On Gettysburg Anniversary, Remains Of War Victim To Receive Proper Burial
GETTYSBURG, Pa. - Before sunset one March evening last year, a traveler from Oregon was walking across the Civil War battlefield here when he saw something sticking from the ground.
The area was known as "the railroad cut" - an unfinished track bed where young men from Pennsylvania and New York regiments collided with Confederate soldiers from Mississippi and North Carolina on July 1, 1863.
The traveler looked hard at what he saw in the flat light - something brown and broken. "It appeared to be bones of some kind," recalled Curt Johnson, 52, a National Park Service ranger at Fort Clatsop, Ore.
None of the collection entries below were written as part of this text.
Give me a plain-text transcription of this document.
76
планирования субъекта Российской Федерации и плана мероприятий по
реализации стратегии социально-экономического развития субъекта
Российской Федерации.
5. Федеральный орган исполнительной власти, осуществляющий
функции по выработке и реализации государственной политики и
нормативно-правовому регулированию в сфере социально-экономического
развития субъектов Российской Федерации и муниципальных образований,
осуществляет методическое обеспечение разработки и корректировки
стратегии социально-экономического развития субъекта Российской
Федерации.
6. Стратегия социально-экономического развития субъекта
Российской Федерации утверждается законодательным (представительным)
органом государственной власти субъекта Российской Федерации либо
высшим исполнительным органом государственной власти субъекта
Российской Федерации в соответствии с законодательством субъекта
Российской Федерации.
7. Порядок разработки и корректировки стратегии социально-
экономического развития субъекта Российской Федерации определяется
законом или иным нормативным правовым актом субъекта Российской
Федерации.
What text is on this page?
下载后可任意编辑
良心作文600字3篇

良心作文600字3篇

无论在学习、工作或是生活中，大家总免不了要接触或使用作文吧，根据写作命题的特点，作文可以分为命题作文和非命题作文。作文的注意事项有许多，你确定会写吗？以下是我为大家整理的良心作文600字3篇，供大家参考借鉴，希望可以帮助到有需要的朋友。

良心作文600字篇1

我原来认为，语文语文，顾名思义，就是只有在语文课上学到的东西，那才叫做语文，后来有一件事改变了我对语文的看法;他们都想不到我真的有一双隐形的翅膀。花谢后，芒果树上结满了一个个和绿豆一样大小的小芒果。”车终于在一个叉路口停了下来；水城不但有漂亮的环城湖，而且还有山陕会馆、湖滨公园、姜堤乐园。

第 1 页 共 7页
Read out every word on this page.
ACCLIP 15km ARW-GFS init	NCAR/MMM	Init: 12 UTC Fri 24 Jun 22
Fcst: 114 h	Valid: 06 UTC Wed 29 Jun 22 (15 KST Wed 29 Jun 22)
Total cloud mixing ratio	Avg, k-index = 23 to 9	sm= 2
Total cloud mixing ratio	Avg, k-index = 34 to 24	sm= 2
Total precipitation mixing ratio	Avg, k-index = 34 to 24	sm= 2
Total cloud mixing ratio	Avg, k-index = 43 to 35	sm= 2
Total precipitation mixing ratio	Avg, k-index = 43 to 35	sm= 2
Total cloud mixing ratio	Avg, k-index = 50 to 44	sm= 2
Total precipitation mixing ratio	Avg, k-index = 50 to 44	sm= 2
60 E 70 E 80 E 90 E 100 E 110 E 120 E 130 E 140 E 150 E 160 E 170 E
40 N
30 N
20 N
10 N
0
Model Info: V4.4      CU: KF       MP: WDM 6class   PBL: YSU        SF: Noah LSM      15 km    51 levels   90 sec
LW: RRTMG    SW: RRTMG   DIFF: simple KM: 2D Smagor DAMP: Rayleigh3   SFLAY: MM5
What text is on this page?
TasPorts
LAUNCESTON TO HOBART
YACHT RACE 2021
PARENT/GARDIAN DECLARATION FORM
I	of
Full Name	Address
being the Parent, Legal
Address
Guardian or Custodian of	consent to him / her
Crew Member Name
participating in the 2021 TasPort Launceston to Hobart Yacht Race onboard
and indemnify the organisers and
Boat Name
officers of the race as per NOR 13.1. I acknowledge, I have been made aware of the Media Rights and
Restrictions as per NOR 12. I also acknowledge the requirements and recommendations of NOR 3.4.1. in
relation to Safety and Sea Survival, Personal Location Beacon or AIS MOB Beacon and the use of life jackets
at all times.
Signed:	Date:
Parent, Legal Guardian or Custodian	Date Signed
Johnson had stumbled upon a Civil War soldier - the first discovered in 56 years on a battleground where 3,200 men from the North and 3,900 from the South lay slain.
On the battle anniversary tomorrow, the bones Johnson found - fragments of a skull, lower jaw and teeth, shoulder blade, backbone, pelvis, ribs, arms, a lower leg, a foot - will be buried at the national cemetery where Lincoln gave his Gettysburg Address.
The soldier may have been a Yankee or a rebel. Either way, he was an American, and so will be buried with the fullest honors the U.S. military can give.
Princeton University historian James McPherson, who will speak at the ceremony, noted that each year thousands of Americans re-enact battles of the Civil War. It's one thing to do a re-enactment, he said. It's quite another to attend a funeral for a Gettysburg casualty.